Results: A total of 14 patients had a pharmacist involved in their insurance approval processes during the 8-month study period. In 12 (86%) instances, pharmacist assistance was requested for appeals after an initial denial of coverage. For 2 (14%) instances, pharmacist assistance was prospectively requested for off-label claims. A total of 11 (79%) patients had letters of medical necessity written by a pharmacist, 2 (14%) patients had pharmacists provide literature to their payers for coverage reconsideration, and 1 (7%) patient had a pharmacist conduct a peer-to-peer discussion on their physician’s behalf. Of the 12 appeals, 9 (75%) denials were overturned and 3 (25%) denials were upheld. The most common reason for initial insurance denials was absence of a traditional mutation for targeted therapy (5; 42%) followed by unfamiliarity of the current literature (3; 25%); out-of-date coverage policies (2; 17%); and other reasons (2; 17%).

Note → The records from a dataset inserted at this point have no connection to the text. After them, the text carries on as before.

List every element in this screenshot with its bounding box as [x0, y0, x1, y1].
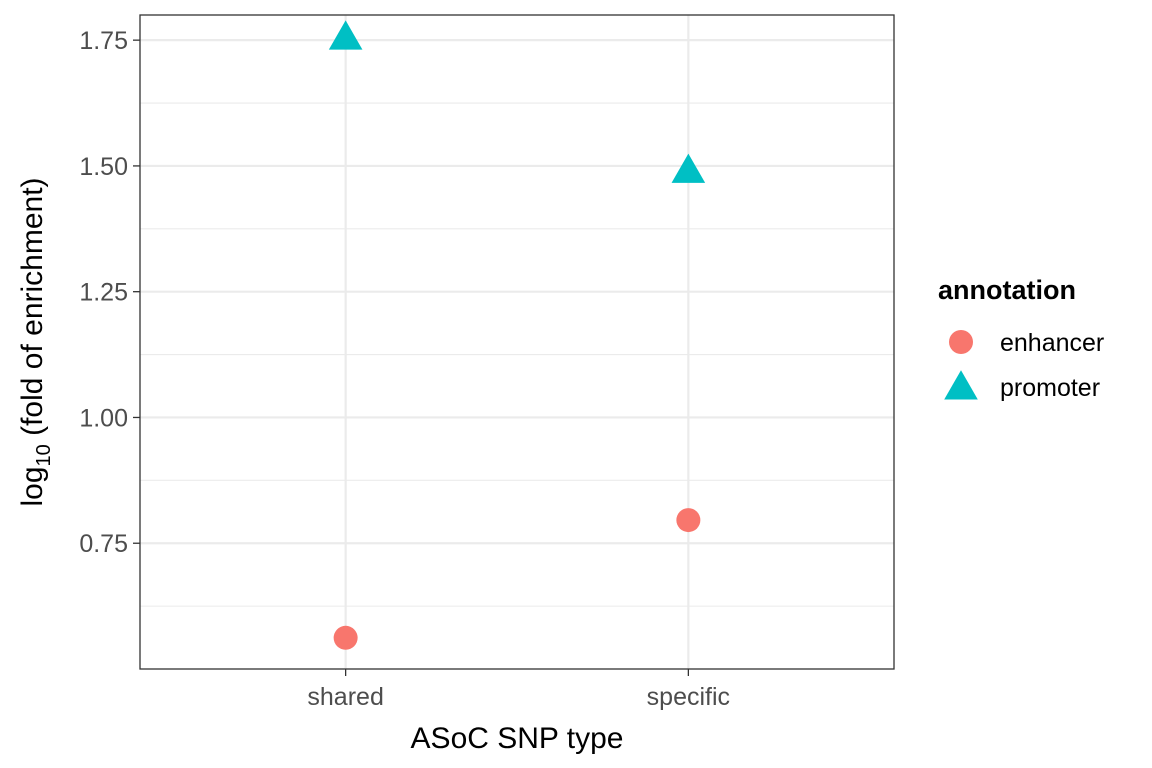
y-tick-label: 1.25 — [79, 279, 128, 307]
plot-border — [139, 14, 895, 670]
enhancer-point-shared — [333, 625, 358, 650]
y-axis-title-prefix: log — [16, 466, 49, 506]
promoter-point-specific — [671, 153, 706, 183]
y-axis-title-subscript: 10 — [33, 444, 55, 466]
x-tick-label: shared — [307, 683, 383, 711]
y-axis-ticks: 0.75 1.00 1.25 1.50 1.75 — [79, 27, 140, 558]
legend: annotation enhancer promoter — [938, 275, 1104, 402]
enhancer-point-specific — [676, 508, 701, 533]
y-tick-label: 1.00 — [79, 404, 128, 432]
legend-label-enhancer: enhancer — [1000, 329, 1104, 357]
legend-title: annotation — [938, 275, 1076, 305]
data-points — [328, 20, 706, 650]
legend-label-promoter: promoter — [1000, 374, 1100, 402]
y-axis-title-suffix: (fold of enrichment) — [16, 177, 49, 444]
y-tick-label: 1.75 — [79, 27, 128, 55]
x-axis-title: ASoC SNP type — [411, 722, 624, 755]
y-axis-title: log10 (fold of enrichment) — [16, 177, 55, 506]
y-tick-label: 1.50 — [79, 153, 128, 181]
major-gridlines — [140, 15, 894, 669]
x-tick-label: specific — [647, 683, 730, 711]
y-tick-label: 0.75 — [79, 530, 128, 558]
minor-gridlines — [140, 102, 894, 607]
x-axis-ticks: shared specific — [307, 669, 730, 711]
legend-key-promoter — [944, 370, 978, 400]
promoter-point-shared — [328, 20, 363, 50]
legend-key-enhancer — [949, 330, 973, 354]
plot-panel — [140, 15, 894, 669]
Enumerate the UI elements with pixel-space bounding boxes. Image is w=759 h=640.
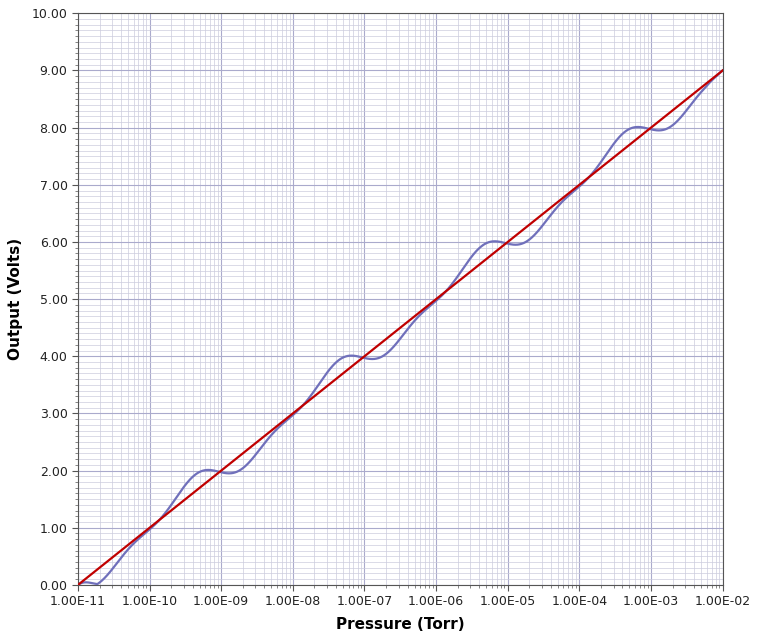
Y-axis label: Output (Volts): Output (Volts) xyxy=(8,238,24,360)
X-axis label: Pressure (Torr): Pressure (Torr) xyxy=(336,617,465,632)
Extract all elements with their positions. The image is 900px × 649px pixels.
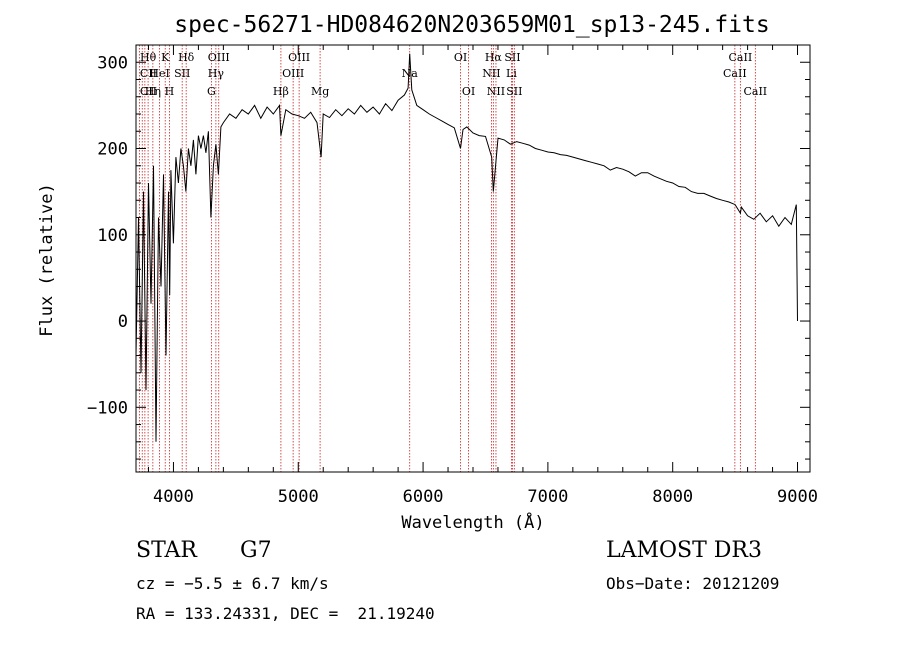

Conclusion: Pharmacists are a valuable asset to help navigate the coverage complexities associated with patient-specific, mutation-driven, targeted therapies. We have a unique combination of clinical expertise and practical reimbursement knowledge that puts us in a prime position to ensure that patients are able to gain access to necessary medications and challenge unreasonable coverage determinations.